Silent Hill: Book of Memories is a very tough sell. Not only is it a top-down dungeon crawler devoid of any scares, but it is also made by WayForward, a company that I have a poor track-record with. That’s not to say I’m reviewing the game based on these qualities (I have a ton of respect for the company, even though I’ve only liked a couple of their games), but Book of Memories is a game that you need to understand before deciding to drop 40 dollars on it.
Even then, I’m not so sure buying this would be a good idea.
Silent Hill: Book of Memories is unlike any Silent Hill game before. As previously mentioned, it’s a top-down dungeon crawler that tasks you with grabbing loot, leveling up, and exploring the areas — kind of like the Diablo series. In addition, despite being referred to as survival horror, the game is not very scary. The limited story has no pacing, and feels like it’s there because it has to be; in addition, the Silent Hill branding doesn’t feel necessary to this game. Other than some mentions of the location, as well as some monsters that are straight out of the series, very little has anything to do with Silent Hill.
The story follows a person (who can be built via the limited customization feature) who receives a mysterious package. Upon opening it, he or she receives a book that lists all of the experiences that occurred over their life. Hell-bent on changing the bad things, our “hero” tries to re-write the book, and must do so by jumping into his own nightmares. Or…something. The story introduces too many plot-threads at once, and very few of them are explained in a satisfying manner by the end of the game. By the time I beat the final boss and saw the ending, I realized that I had stopped following the story by the halfway point. It just isn’t that interesting.
The gameplay, in its own right, is very competent. Brandishing guns for long-range attacks and a plethora of melee weapons for short-range, everything works exactly as you would expect from this kind of game. Combat is simplistic yet addicting, areas feel repetitive yet demand your exploration, and loot is littered all over the place. If I had one complaint about it, it would be that the weapons degrade way too quickly. Perhaps to provide a sense of realism, balance, or both, Book of Memories degrades your weapons as you use them. The only problem is that it happens way too quickly, and feels like an unnecessary annoyance more than anything.
Within each of the six main areas are three “Zones” and one boss room.
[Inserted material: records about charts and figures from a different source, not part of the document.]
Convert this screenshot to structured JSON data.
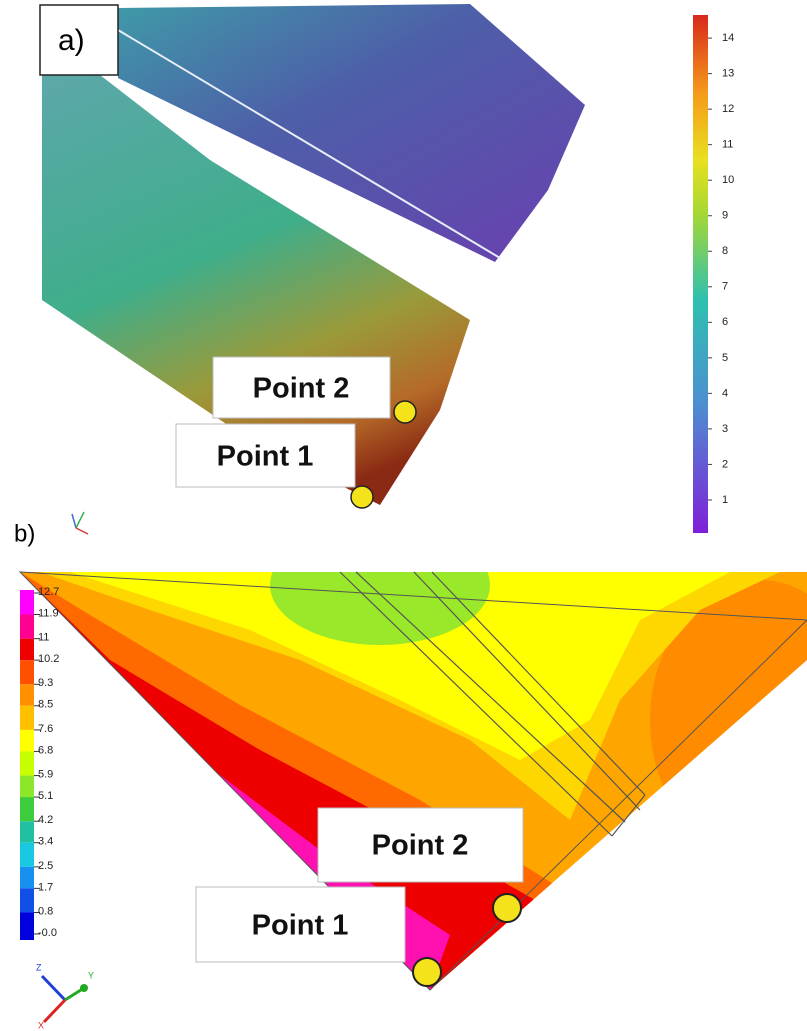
{
  "panels": [
    {
      "label": "a)",
      "colorbar": {
        "lim": [
          0.07,
          14.65
        ],
        "ticks": [
          1,
          2,
          3,
          4,
          5,
          6,
          7,
          8,
          9,
          10,
          11,
          12,
          13,
          14
        ]
      },
      "points": [
        "Point 2",
        "Point 1"
      ]
    },
    {
      "label": "b)",
      "colorbar": {
        "lim": [
          0,
          12.7
        ],
        "ticks": [
          12.7,
          11.9,
          11.0,
          10.2,
          9.3,
          8.5,
          7.6,
          6.8,
          5.9,
          5.1,
          4.2,
          3.4,
          2.5,
          1.7,
          0.8,
          {
            "value": 0,
            "label": "-0.0"
          }
        ]
      },
      "points": [
        "Point 2",
        "Point 1"
      ],
      "axes": [
        "Z",
        "Y",
        "X"
      ]
    }
  ]
}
Zones are essentially large dungeon floors, and to clear each, a painfully easy object puzzle needs to be solved at the end. The tricky part comes in when each of the five-or-so puzzle pieces needs to be found in their own separate room, each requiring that a group of enemies are defeated. This adds a layer of difficulty, but the scavenger hunts are present in every single Zone, and every single one of these rooms simply require that you hit the Square and Triangle buttons enough times to beat them. There is a little difference in the objectives as you progress through the game, but even as the areas change, it all feels the same.
To make matters worse,the only time checkpoints can be made in each Zone is by finding a single room to save in. At best, this will likely require a minute or two to back-track each time. At worst, you can simply die before you find the room, and lose up to 30 minutes of progress for nothing.
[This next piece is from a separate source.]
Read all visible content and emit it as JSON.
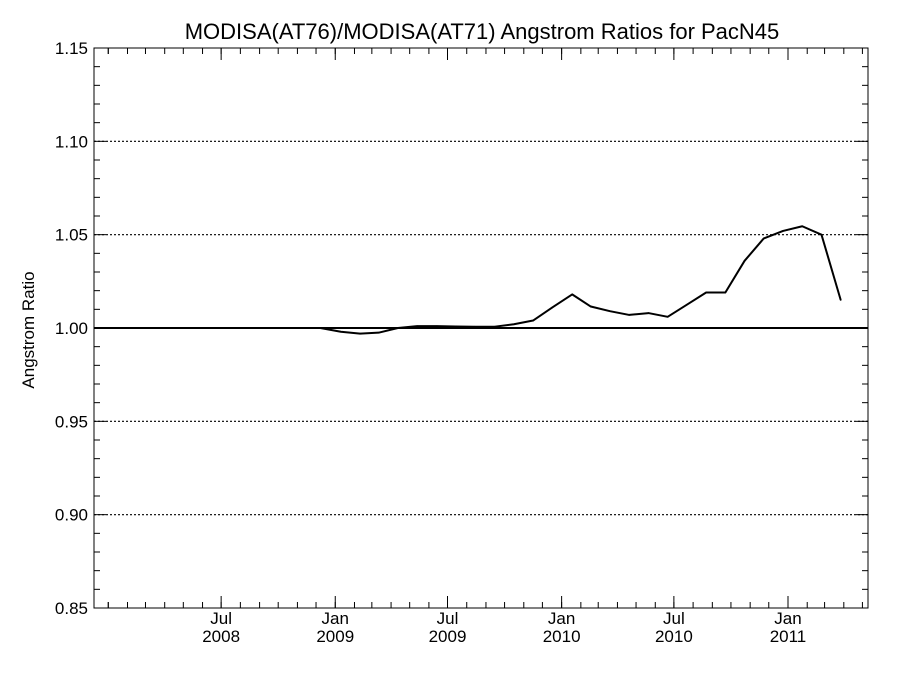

Also present in each Zone is a mission to beat and a special puzzle room. The missions are optional, and are usually more interesting than playing the main game. For instance, one mission requires that you take down a special Pyramid Head in a level, while another tasks you with leading a dog to safety while making sure it doesn’t die. The puzzle rooms (featured in the first two Zones of each area), called Forsaken Rooms, give you a puzzle that can either be completed in a bad, neutral, or good way. One puzzle, featuring a bunch of stone enemies and a stone girl crying in the center, can be beaten either by destroying the enemies first, destroying the girl first, or by doing nothing much at all. Guess which is which?
That’s another thing that bugs me: the morality system — if you can even call it that. Based around Blood and Light, making your bar sway to either side involves beating Forsaken Rooms a certain way, and defeating enemies that are attached to either alignment However, I have no idea what makes certain enemies Blood and others Light, as the game never really explains this properly. However, this does matter to some extent, because the ending is clearly influenced by your alignment.
From a game about monsters and demonic creatures, the placement of bosses feel strange, to say the least. The bosses are based around seven elements, and like the story, exist because they have to. They aren’t very creative, and aren’t very difficult, either. The Fire Guardian shoots fire, the Wood Guardian summons wood-based creatures, and so on.
There is also a leveling system ripped straight out of every single other game in the genre. When you defeat enough enemies, you level up, and can use earned skill points to upgrade each of your stats. In addition, items can be equipped that upgrade strength, vitality, and your other stats, and using a weapon enough can eventually level it up and turn it into a better weapon.
All of this would almost be forgivable if Silent Hill: Book of Memories was fun or interesting. It is neither. The game has so little to do with Silent Hill that the game does not even feel like an interesting direction for the series, and it is so unimpressive in quality that it’s hard to get excited for anything the game throws at you. Even with cooperative play, it added so little (even to this kind of game) that it didn’t even warrant mention. Silent Hill: Book of Memories doesn’t look especially good, sound especially good, or play especially good; almost as if it lacks the confidence to be anything better.